Pourquoi tant de poids ? Parce qu’ici, chaque centimètre compte. Dans la pente abrupte de Val di Sole, il suffit parfois d’un rebond un peu trop haut pour basculer par l’avant. Ajouter du poids permet d’ancrer le vélo au sol, mais aussi d’en atténuer les envolées de la roue arrière… Donc de gagner en stabilité dans les enchaînements les plus chaotiques et éviter le pire, certainement… 

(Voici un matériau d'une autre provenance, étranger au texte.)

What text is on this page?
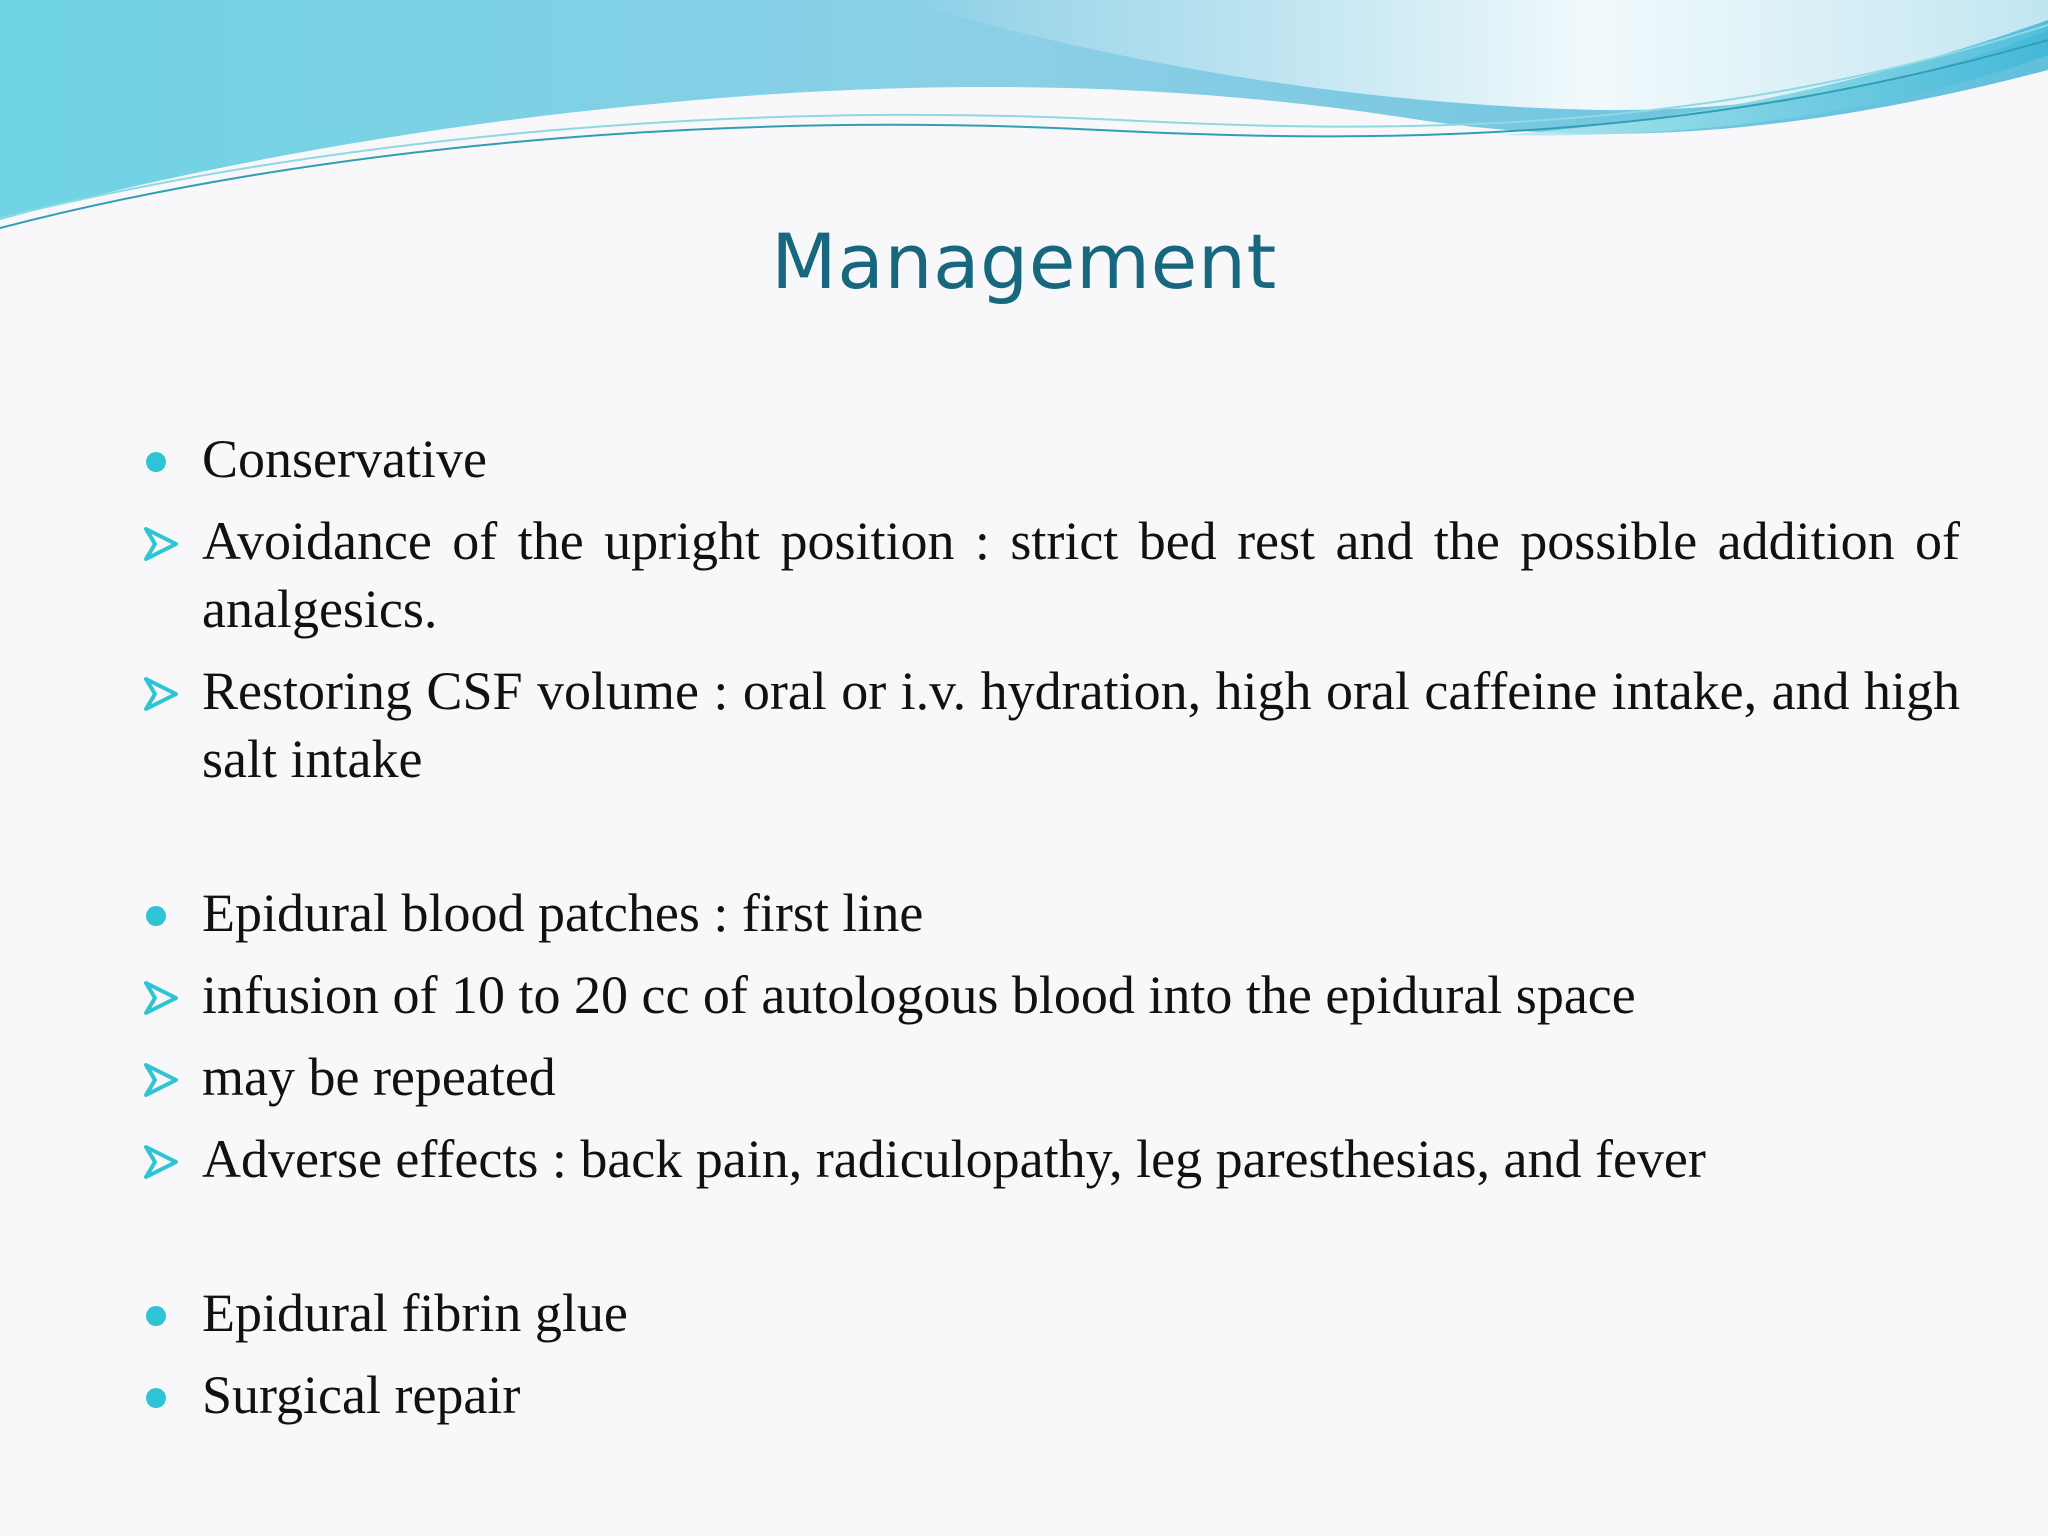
Management
Conservative
Avoidance of the upright position : strict bed rest and the possible addition of analgesics.
Restoring CSF volume : oral or i.v. hydration, high oral caffeine intake, and high salt intake
Epidural blood patches : first line
infusion of 10 to 20 cc of autologous blood into the epidural space
may be repeated
Adverse effects : back pain, radiculopathy, leg paresthesias, and fever
Epidural fibrin glue
Surgical repair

Mais cette pratique soulève aussi des questions. En sport auto, il existe un poids minimum réglementaire voiture + pilote + équipement. Si l’ensemble est plus léger, on compense avec du lest, mais avec la liberté de choisir où le placer. On ne dit pas que le VTT de Descente doive adopter la même logique… Il n’est ici pas question d’un véhicule mu par un moteur et dont le rapport poids/puissance soit primordial. En Descente, le travail du poids reste la première force qui procure le mouvement… mais au vu des écarts de masse embarquée et de l’importance stratégique du placement du poids, une réflexion réglementaire ou scientifique pourrait peut-être s’ouvrir à ce sujet, pour nous éclairer sur les intérêts et limites de chaque solutions/profils…

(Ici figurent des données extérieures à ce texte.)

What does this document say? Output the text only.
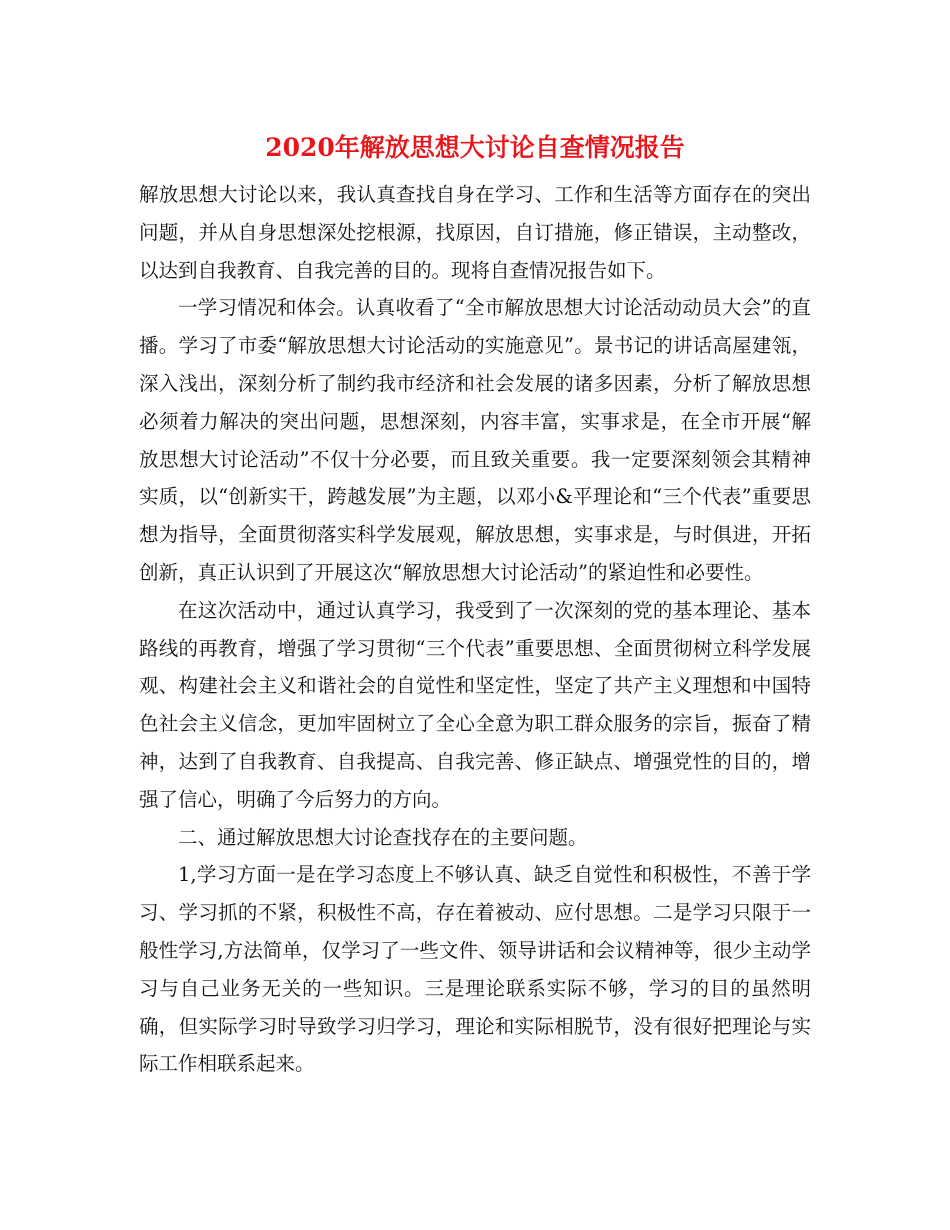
2020年解放思想大讨论自查情况报告

解放思想大讨论以来，我认真查找自身在学习、工作和生活等方面存在的突出问题，并从自身思想深处挖根源，找原因，自订措施，修正错误，主动整改，以达到自我教育、自我完善的目的。现将自查情况报告如下。

一学习情况和体会。认真收看了“全市解放思想大讨论活动动员大会”的直播。学习了市委“解放思想大讨论活动的实施意见”。景书记的讲话高屋建瓴，深入浅出，深刻分析了制约我市经济和社会发展的诸多因素，分析了解放思想必须着力解决的突出问题，思想深刻，内容丰富，实事求是，在全市开展“解放思想大讨论活动”不仅十分必要，而且致关重要。我一定要深刻领会其精神实质，以“创新实干，跨越发展”为主题，以邓小&平理论和“三个代表”重要思想为指导，全面贯彻落实科学发展观，解放思想，实事求是，与时俱进，开拓创新，真正认识到了开展这次“解放思想大讨论活动”的紧迫性和必要性。

在这次活动中，通过认真学习，我受到了一次深刻的党的基本理论、基本路线的再教育，增强了学习贯彻“三个代表”重要思想、全面贯彻树立科学发展观、构建社会主义和谐社会的自觉性和坚定性，坚定了共产主义理想和中国特色社会主义信念，更加牢固树立了全心全意为职工群众服务的宗旨，振奋了精神，达到了自我教育、自我提高、自我完善、修正缺点、增强党性的目的，增强了信心，明确了今后努力的方向。

二、通过解放思想大讨论查找存在的主要问题。

1,学习方面一是在学习态度上不够认真、缺乏自觉性和积极性，不善于学习、学习抓的不紧，积极性不高，存在着被动、应付思想。二是学习只限于一般性学习,方法简单，仅学习了一些文件、领导讲话和会议精神等，很少主动学习与自己业务无关的一些知识。三是理论联系实际不够，学习的目的虽然明确，但实际学习时导致学习归学习，理论和实际相脱节，没有很好把理论与实际工作相联系起来。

🔥 Les favoris de la course

Chez les filles, Gracey Hemstreet arrive à Val di Sole avec un double capital : la dynamique de deux victoires consécutives, et un pilotage de plus en plus délié d’autant qu’ici, elle a déjà marqué les esprits par le passé. Mais attention, Vali Höll reste une menace constante : explosive, précise, et toujours en quête de ce retour au sommet qui lui échappe depuis plus d’un an. Dans ce décor brutal, peut-elle faire la différence ? À moins que Tahnée Seagrave crééait de nouveau l’évènement ! Après un début de saison tonitruant, elle semble être moins à l’aise dans la peau de la chassée. La voilà redevenue chasseuse… ET c’est ici-même, l’an passé, qu’elle avait signé son grand retour. Ne la sous-estimez jamais à Val di Sole.

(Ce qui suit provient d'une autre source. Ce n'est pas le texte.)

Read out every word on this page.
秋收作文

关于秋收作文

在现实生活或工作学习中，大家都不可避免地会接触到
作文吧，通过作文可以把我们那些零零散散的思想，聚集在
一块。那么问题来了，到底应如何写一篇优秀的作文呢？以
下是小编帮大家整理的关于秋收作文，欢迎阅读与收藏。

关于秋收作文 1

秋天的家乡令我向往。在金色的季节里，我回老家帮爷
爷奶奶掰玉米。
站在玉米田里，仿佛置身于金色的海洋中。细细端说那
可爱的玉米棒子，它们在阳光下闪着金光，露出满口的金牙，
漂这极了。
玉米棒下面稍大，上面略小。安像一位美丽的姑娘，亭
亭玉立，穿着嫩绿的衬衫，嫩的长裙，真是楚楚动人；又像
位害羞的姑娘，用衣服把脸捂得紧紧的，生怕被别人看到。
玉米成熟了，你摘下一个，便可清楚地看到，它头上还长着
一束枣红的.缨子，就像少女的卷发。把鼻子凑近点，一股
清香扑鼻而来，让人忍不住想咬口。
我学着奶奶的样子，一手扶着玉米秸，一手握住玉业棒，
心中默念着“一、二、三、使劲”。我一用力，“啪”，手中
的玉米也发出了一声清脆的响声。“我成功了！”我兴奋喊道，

Côté garçons, Jackson Goldstone fait figure d’homme à battre. Deux victoires de rang, un style incisif, et des nerfs d’acier : le Canadien impressionne. Dans son sillage, Loïc Bruni, solide leader du classement général, veut prouver qu’il peut lui répondre même dans la pente brute, après les signes plus qu’encourageants vus dans le bois du bas à Leogang. Et Amaury Pierron, qui avait écrasé la course ici l’an passé, reste une référence sur ce terrain. Laurie Greenland, de retour dans le top 5 à Leogang, connaît bien la Black Snake. C’est ici qu’il s’est souvent révélé le plus tranchant. Et puis, il y a les outsiders affûtés, prêts à déclencher l’étincelle : Loris Vergier, en pleine montée en régime et victorieux ici il y a quelques années, ou Finn Ilesdéjà sur le podium ici en 2024, et en quête d’un rebond après un début de saison compliqué, trop peu de temps passé sur le vélo suite à une blessure au dos durant l’hiver… À moins que, qui sait ? Un McNab ou un Dunne, sans pression, peut très bien venir tout bouleverser. Car à Val di Sole, il suffit d’un run parfait pour réécrire l’histoire.